Spain had already lost Florida after General Andrew Jackson illegally invaded the territory to stop enslaved people from escaping to sanctuary among Florida Seminole. Despite his actions inciting vociferous objections in Congress and from the international community, the public cheered him on, and the U.S. gained 1,350 miles of Gulf waterfront once Spain ceded its possession. The country added another 367 when it annexed the Republic of Texas, which had secured its independence upon U.S. settlers defeating Mexican General Santa Anna at the Battle of San Jacinto. Dead 20 years, Jefferson would have raised a glass of his favorite French wine to the victory. “Techas,” he had predicted in a letter to Monroe, would be the “richest State of our Union.” Today, U.S. Gulf-front is roughly equal in miles to Mexico’s and Cuba’s together.

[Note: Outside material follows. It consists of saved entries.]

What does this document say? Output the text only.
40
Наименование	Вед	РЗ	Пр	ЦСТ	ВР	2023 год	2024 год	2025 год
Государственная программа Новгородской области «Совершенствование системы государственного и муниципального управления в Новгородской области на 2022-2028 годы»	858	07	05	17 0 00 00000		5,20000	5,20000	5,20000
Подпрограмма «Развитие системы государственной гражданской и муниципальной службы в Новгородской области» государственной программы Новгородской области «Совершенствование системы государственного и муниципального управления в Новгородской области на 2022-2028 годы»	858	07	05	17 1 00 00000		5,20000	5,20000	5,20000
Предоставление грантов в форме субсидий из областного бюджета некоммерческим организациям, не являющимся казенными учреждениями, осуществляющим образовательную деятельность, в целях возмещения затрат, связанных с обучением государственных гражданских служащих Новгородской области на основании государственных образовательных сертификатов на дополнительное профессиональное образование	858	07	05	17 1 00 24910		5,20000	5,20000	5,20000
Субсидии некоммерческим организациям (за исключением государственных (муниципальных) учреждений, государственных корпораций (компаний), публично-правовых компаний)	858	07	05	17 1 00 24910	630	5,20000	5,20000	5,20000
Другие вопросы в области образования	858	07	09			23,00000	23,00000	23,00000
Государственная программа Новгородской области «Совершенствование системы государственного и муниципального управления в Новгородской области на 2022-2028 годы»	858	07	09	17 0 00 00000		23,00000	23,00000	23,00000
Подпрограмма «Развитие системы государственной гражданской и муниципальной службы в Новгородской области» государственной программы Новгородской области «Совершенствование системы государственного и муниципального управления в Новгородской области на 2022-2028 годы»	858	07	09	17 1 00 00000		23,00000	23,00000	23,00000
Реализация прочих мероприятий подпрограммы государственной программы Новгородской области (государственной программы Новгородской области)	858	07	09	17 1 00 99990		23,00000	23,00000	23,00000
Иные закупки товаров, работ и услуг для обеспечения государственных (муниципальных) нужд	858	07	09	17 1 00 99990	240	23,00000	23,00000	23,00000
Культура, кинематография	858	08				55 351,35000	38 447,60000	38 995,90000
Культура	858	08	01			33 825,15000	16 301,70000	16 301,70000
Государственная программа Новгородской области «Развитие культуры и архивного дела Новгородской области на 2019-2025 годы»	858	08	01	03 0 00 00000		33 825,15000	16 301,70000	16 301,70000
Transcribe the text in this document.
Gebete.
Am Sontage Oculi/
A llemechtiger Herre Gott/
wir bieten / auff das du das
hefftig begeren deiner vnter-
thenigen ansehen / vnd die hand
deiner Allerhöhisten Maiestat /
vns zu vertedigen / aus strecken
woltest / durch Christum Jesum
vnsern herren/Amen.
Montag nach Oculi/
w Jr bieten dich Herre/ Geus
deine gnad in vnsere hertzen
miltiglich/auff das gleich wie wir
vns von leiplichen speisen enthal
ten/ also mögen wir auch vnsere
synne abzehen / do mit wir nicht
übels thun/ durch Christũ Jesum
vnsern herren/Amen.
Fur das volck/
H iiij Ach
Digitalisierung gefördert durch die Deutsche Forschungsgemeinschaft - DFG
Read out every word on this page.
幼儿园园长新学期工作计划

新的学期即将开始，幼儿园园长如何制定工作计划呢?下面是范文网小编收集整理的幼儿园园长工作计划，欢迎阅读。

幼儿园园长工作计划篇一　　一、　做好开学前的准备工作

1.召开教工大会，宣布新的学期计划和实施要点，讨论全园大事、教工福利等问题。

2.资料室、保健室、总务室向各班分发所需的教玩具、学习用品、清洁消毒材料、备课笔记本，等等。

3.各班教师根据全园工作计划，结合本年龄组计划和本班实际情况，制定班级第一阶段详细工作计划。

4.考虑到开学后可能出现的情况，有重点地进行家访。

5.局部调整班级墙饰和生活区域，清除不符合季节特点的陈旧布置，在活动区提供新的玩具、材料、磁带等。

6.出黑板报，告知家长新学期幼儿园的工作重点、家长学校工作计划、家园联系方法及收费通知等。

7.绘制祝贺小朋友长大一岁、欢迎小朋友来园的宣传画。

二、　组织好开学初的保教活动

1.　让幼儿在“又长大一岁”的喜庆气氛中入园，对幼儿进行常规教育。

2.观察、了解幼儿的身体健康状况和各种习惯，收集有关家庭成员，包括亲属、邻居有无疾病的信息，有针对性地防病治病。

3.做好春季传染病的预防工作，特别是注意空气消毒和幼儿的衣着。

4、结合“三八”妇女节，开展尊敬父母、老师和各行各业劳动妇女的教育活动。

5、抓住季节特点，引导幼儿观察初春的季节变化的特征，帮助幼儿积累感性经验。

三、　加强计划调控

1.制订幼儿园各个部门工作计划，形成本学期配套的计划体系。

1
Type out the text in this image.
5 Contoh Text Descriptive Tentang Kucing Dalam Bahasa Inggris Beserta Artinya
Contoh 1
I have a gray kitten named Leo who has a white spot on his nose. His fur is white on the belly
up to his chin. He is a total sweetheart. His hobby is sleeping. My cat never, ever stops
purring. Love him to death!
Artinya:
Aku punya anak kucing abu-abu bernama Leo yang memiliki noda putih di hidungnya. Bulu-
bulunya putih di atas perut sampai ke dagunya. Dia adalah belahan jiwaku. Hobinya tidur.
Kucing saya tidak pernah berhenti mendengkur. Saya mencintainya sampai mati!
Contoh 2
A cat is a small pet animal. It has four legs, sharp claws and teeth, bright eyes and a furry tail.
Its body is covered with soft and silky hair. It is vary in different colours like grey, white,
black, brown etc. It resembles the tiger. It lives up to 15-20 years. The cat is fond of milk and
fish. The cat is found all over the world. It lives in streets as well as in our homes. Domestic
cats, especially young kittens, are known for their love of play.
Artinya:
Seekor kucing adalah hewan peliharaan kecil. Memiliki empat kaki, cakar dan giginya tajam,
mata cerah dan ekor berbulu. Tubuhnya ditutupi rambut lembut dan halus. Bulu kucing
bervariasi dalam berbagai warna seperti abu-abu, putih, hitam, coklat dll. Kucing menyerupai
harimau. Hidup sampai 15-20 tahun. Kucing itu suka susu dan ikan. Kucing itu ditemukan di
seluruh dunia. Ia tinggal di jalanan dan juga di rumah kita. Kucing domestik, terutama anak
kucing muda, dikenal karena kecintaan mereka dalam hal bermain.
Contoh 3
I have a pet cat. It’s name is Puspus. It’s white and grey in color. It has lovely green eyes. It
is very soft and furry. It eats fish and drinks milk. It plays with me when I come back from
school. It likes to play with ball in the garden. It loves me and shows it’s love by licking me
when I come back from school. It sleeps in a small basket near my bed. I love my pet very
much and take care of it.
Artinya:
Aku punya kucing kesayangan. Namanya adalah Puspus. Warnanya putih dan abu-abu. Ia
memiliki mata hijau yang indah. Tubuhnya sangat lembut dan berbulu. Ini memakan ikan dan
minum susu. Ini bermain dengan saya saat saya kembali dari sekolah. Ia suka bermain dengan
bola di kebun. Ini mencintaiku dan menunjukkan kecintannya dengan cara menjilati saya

Expansionist impulses have not been favorable for the sea, however. The U.S. has packed the Gulf with shipping traffic and oil wells (five of the nation’s ten busiest ports are on the Gulf, and some 90,000 wells have been drilled since 1938). It has overexploited aquatic resources and overtaxed the natural systems creating those resources by overbuilding on the shoreline and flushing effluent down rivers from as far away as the Canadian border, destroying vital estuarine environments and creating one of the largest offshore dead zones in the world. It has, one can argue, Americanized the sea.
What will the U.S. or the Gulf gain from a name change? (Think of the logistical nightmare that would create for the tourist industry alone.) Will Mexico, the international community, or the United Nations Group of Experts on Geographical Names even recognize a new designation?
What the Gulf needs is not a new identity but foresight in dealing with the challenges the sea and its 64 million U.S. residents face in this climate-change century. The Gulf Coast is the nation’s most vulnerable to sea-level rise (primarily from the melting Greenland ice sheet, where Trump’s objective is to seize natural resources). Hurricanes are ramping up in intensity and frequency, yet construction cranes thrive, inviting people to come live in harm’s way. After joining together to restore vital estuarine environments following the passage of the 1972 Clean Water Act and more recently with BP settlement money, we are backsliding by a renewed laxity in controlling pollution and habitat loss. The dead zone is growing larger, and our daily impact on the Gulf environment surpasses the devastation of the BP oil spill.
Renaming the Gulf assumes U.S. ownership of it, but in truth, no one owns the Gulf. It belongs to nature, and nature is most generous to us when we align ourselves with its balances, or what Jefferson called the “workhouse of nature.” Instead of changing the sea’s name, we should change our relationship with it. Instead of viewing it as exploitable property, we should recognize it as a community to which we belong and owe an ethical responsibility.

Jack E. Davis is the author of “The Gulf: The Making of an American Sea,” winner of the 2018 Pulitzer Prize in History.